"You have not seen what happens after drinking, young lady! I have seen how these things ruin your life!"
I sat across this thundering man, wondering how I could've offended him so. Next to me, my mum squeezed my hand in hers, caught my eye and smiled a bit. It was my first visit to a psychiatrist ever, and within 20 minutes of being there, we had established I was a bipolar, schizophrenic, alcoholic, drug-addled child who did not know what life was about. Never mind that I was 30, drank moderately (you show me a freelancer in Bombay who can afford to drink a lot) and was there willingly to figure what, between eight years of sex abuse followed up by a generic abusive environment at home, had actually broken me to the point of not being able to meet deadlines, wax my legs, switch lights on or look myself in the eye without ending up a quivering mess of saas-bahu tears. This had never been me, until suddenly, this was all there was to me.
"Life felt like I was stuttering through it. Sometimes I felt I wasn't real. Sometimes I felt I wasn't there."
Back when I was six and dad died, the world didn't quite end as I thought it would (because I made up an alternate story about him not dying, which I only let go at 17). Life changed though. Mum had to go back to work as a school teacher, my little brother became somewhat my responsibility, I started hiding in the toilets to get away. This was also when adults got weird. The lady in the neighbouring building who taught me math, the uncle from across the road whose dogs I used to play with, and so on. They'd tell me about my aunt, who I always thought had died after hitting her head in a fall. They'd tell me she was crazy. They'd point to her spinsterhood, and say she was stubborn and headstrong. They convinced me she killed herself. They said my grandmother was mad too. "Mad" became my bogeyman. At 11, abuse began and I spiralled a bit. I went to school, stomped on kids' braces, mouthed off to teachers; on my way home, I'd think, wait and see. When I die, you'll know. Somewhere, I began to weave suicidal fantasies into these narratives so I'd have an actionable hand in them. Sometimes I'd get so difficult, mum would say we're throwing you in a mental hospital.

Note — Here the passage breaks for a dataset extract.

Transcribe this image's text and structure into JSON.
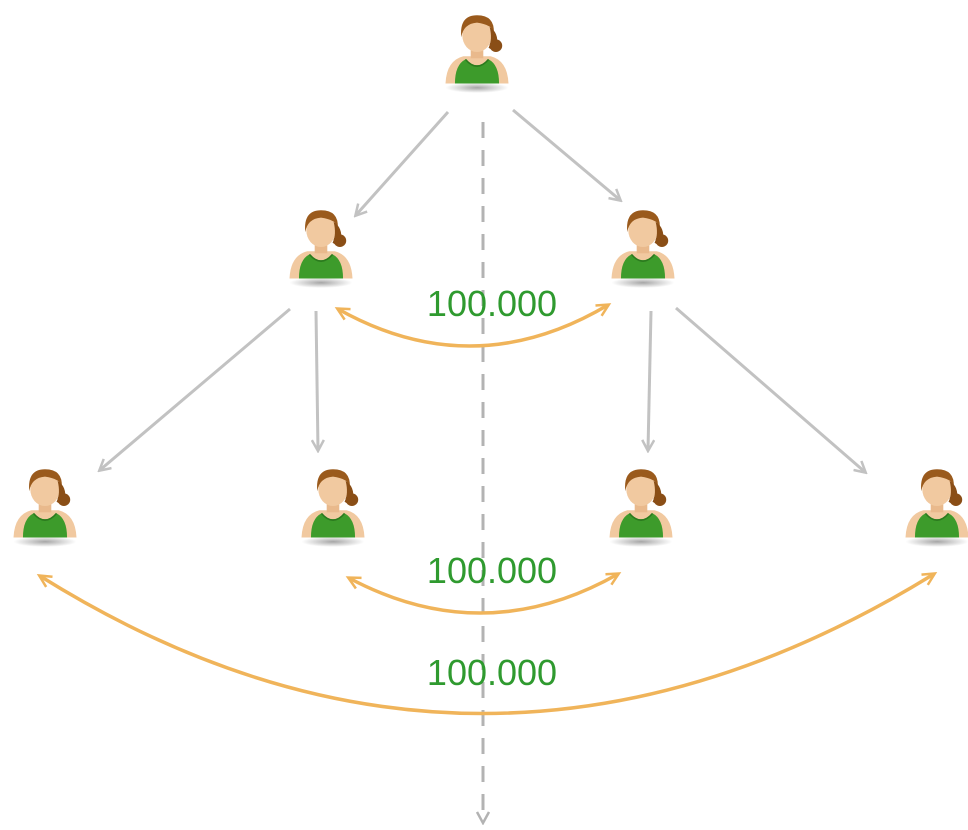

You'd think I would've got help then, but that was back in the late '90s and it still wasn't fashionable to go to shrinks. It was, however, absolutely okay to threaten kids with "men in white coats", a fear I still struggle with (a lot of my nightmares involve straitjackets and being locked up) even now. Eventually, I made it to 25 without killing myself. At that point, I thought I was beyond help because I'd fixed myself. I'd done everything right. Got this amazing job. Made loads of money. Travelled to pretty European places. Hooked up with that one guy I thought would love me back. Lost 40 kilos because when you're skinny you're happy. Ate salads. Basically, did everything except go to a shrink (I even went to a hypnotherapist). I don't need to say it but none of it worked. Life felt like I was stuttering through it. Sometimes I felt I wasn't real. Sometimes I felt I wasn't there.

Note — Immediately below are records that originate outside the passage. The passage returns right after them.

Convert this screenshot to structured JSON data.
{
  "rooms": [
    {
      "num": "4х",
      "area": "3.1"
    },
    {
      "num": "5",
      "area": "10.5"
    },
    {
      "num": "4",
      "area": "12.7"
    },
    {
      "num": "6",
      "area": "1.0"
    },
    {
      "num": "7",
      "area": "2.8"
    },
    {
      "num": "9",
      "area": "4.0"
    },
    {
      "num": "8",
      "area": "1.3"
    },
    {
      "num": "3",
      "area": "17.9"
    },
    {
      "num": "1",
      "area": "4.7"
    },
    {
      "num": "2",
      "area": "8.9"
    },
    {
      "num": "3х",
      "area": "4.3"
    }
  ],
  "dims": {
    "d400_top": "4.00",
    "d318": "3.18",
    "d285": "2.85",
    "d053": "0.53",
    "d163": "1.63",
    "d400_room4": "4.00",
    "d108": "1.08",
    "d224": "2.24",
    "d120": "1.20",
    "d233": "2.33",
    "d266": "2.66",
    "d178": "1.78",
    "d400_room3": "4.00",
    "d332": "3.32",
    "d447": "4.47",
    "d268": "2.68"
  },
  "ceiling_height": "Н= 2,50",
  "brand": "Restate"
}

Last year, I hit 30, and felt nothing for so long I finally scared myself into going to therapy. That fellow I began this with, Mr Quivering Moustache and Zero Alcohol Tolerance, he was the first. He got so hysterical, I began wondering if I should go back to the hypnotherapist. The second one was mostly forgettable, because we didn't really like each other. The third was a piece of work who charges Rs 4000 for 40 minutes unless you catch her at a certain OPD. She'd call me over and claim to have forgotten my reports, thus wasting a session I'd already paid for. I started wondering out loud on Facebook, only to realise many I know have been going through similar situations. And so it went (and still goes).
It's been over a year and I've gone through a series of therapists, psychiatrists and other mental health professionals, still trying to figure out what to do with bipolarity (the only diagnosis that stuck and I do admit I have my own Silver Linings moments), and how to work around it, under it, over it, to go tick some stuff off of my personal checklist. I don't even know if there is one fix anymore. There probably isn't. The only thing I'm sure of is we're not mad, you and I. We're all just broken, and some of us haven't found the right band-aid yet.